Badagry is one of the Nigerian towns patronized by tourists from everywhere. AJIBOLA AMZAT visited the tourist town recently. He writes about the three major museums located in the town.
BADAGRY in Lagos state is a tourist town with a frightening past. Several tourist sites that dot the landscape of Badagry are full of relics of slave trade that lasted for centuries. Some of the relics now preserved in the three museums within the town are the attraction that draws tourists from everywhere to Badagry.
There is Seriki Faremi Williams Abass Slave Museum which was declared a national monument in 2003 by the National Commission for Museum and Monument (NCMM), then the Mobee slave Relics Museum and the Badagry Heritage Museum. The first two museums located on Marina road, Boekho Quarters are privately owned while the government of Lagos State owns the third one. Each of these museum houses items such as neck chains, leg manacles, padlocks, water basin, branding knifes and other tools used by slave traders while their business lasted. Images of slaves in different positions of deprivation and punishment adorn the wall of the museums, each having the capacity to take tourists back to the tragic past of Badagry. From this town, millions of natives captured from different parts of Nigerian were sold to the Portuguese and Europeans that came in number between sixteen and eighteen centuries.
Seriki Abass, the man whom the first museum is named after was a local slave merchant who later inherited a barracoon (cell room) from his foreign collaborators. On a good day the small cell, the size of a toilet room are regularly filled with forty slaves at a time. Slaves were kept in this cubicle pending the market day when they would be sold off like heifers to slave merchants from the New World. The merchants came from France, England, Brazil, Spain, Portugal and other places to get their supply.

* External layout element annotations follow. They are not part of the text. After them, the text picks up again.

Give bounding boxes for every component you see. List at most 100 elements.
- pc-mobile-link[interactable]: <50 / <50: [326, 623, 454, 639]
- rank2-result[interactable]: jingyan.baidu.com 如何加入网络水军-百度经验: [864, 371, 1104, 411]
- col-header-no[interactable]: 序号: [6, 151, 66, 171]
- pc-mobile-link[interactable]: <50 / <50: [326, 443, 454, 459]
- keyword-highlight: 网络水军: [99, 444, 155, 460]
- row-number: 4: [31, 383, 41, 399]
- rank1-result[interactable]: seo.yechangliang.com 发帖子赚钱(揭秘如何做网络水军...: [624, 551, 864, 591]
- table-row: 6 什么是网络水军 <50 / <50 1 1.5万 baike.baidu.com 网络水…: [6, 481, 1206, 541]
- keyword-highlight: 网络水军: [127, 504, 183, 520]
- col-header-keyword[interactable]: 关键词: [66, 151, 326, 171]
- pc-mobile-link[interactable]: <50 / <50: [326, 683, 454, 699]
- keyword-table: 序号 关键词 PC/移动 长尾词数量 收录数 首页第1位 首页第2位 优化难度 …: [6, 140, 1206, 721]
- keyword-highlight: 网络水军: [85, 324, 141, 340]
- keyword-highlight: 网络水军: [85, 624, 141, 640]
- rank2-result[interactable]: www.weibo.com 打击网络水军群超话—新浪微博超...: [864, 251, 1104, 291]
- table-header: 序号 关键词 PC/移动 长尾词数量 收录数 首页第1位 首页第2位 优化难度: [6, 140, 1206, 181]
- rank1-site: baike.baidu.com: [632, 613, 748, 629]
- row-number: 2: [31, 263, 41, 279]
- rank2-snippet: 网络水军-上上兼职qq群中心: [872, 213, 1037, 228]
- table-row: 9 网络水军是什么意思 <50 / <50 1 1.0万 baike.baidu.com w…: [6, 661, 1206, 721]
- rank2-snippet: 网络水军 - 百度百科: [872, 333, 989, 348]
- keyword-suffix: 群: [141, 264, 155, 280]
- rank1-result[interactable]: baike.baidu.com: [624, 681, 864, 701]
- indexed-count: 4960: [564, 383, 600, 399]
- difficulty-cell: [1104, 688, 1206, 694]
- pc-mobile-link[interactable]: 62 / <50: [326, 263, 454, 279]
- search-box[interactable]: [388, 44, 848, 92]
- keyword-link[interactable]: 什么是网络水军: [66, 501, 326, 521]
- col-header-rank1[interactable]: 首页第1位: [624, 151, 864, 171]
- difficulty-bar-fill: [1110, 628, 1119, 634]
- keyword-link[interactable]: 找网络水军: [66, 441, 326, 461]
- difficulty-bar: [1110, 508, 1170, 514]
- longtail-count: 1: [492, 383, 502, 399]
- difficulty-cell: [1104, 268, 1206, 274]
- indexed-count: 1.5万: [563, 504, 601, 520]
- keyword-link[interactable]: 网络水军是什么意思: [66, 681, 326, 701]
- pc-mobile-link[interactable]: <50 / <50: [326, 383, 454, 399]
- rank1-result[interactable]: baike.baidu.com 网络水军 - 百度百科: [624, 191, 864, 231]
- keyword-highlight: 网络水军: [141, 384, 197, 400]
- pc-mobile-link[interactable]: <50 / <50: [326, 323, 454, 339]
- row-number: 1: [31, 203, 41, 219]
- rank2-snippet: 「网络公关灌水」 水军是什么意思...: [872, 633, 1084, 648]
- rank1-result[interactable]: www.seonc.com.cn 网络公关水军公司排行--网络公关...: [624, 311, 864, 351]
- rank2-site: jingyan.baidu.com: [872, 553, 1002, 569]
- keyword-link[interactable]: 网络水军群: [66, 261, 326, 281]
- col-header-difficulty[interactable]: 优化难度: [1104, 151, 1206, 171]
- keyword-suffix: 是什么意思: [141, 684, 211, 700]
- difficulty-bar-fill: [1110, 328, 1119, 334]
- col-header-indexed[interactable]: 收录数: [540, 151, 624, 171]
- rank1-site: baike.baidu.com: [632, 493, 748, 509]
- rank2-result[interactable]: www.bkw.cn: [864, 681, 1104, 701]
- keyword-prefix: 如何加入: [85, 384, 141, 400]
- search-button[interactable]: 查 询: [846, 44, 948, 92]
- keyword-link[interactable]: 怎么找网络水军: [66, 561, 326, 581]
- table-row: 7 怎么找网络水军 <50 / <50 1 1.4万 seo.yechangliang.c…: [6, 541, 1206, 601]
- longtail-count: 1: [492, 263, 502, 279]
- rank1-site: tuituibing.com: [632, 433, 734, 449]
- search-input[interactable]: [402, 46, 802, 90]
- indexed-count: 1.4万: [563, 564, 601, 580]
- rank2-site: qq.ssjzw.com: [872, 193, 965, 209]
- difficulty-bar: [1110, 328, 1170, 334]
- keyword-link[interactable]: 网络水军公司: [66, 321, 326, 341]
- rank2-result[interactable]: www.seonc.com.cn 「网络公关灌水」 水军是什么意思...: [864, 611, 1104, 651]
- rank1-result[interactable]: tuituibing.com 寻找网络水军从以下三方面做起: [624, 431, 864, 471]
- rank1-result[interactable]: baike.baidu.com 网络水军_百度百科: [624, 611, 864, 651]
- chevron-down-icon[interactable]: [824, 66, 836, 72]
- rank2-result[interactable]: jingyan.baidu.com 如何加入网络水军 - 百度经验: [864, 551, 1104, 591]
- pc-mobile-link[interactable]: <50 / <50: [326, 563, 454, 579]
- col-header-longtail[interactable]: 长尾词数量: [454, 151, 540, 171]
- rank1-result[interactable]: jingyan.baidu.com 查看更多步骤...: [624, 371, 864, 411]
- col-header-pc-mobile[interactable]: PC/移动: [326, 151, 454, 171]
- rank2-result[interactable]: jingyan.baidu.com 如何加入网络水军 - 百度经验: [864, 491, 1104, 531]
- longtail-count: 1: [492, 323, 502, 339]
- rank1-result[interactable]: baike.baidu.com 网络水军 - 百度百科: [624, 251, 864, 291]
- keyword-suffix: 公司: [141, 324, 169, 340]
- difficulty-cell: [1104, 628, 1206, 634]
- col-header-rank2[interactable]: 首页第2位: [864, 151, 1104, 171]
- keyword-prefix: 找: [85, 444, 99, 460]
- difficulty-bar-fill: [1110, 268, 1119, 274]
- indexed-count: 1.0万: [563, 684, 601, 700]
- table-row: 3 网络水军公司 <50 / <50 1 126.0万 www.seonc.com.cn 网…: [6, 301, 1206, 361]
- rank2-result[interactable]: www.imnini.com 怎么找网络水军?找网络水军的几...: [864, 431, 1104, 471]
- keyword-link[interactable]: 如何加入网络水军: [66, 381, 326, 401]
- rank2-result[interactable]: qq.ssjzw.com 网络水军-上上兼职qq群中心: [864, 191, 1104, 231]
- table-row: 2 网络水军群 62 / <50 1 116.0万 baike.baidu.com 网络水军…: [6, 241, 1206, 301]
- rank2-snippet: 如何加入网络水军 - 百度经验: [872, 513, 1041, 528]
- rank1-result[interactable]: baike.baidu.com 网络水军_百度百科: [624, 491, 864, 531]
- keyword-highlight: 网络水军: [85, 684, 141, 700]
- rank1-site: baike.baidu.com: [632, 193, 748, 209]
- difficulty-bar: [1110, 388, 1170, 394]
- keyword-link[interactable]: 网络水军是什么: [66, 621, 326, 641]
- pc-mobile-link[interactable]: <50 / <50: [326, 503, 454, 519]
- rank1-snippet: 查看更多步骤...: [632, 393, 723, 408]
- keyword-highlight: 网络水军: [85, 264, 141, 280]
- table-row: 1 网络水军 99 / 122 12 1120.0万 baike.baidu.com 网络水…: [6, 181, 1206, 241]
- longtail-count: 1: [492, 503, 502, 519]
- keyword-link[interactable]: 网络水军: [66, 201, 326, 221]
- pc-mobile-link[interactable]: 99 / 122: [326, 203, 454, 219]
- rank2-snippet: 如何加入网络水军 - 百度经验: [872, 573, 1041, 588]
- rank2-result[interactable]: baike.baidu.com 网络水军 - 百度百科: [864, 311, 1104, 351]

As explained by the tour officer of the museum, Stephen Olaniyan, slaves traded at Vlekete slave market in Posukoh Quarters would later be led into this tiny cell room where they would be kept for about three months pending the arrival of ship that would take them to the New World. There were several baracoons then, but only the one belonging to Seriki Abass are still preserved for tourism purpose. It is an irony of history that the burial place of Chief Abass also looks like a baracoon where his slaves were kept.
The other museum, Mobee Original Slave Relics Museum is managed by Mobee family. High Chief Sunbu Mobee, head of Boekoh Quarters was also major slave dealer. The man was later to play active role in the eradication of slave trade in Badagry. The museum boasts of keeping original relics of the slave trade, and the family is proud to show off their collections to tourists – for a fee. Inside the one-room museum, there were neck chains used to lock a herd of slaves, the padlock used to lock the mouth of troublesome ones, manacles for legs, handcuffs for child slave and the big basin was their drinking container. A small cannon was displayed on the table. According to the tour guide, Ezekiel Viavonu, the cannon was used to announce the arrival of a ship from the high seas and also used to warn natives to stay indoor at night. “Any freeborn caught during the curfew was sold into slavery. That was the law then,” Said Viavonu.
Badagry Heritage Museum is a lot bigger than the other two. The building is the former district office of colonial administrators in Nigeria built in 1863. Lagos State Waterfront and Tourism Development Corporation now manages the museum. Of the three museums, it is the only one that displays written documents about the trans-Atlantic Slave trade that gave Badagry its prominence. Today, the three museums constitute part of the attraction that drives tourist traffic to Badagry.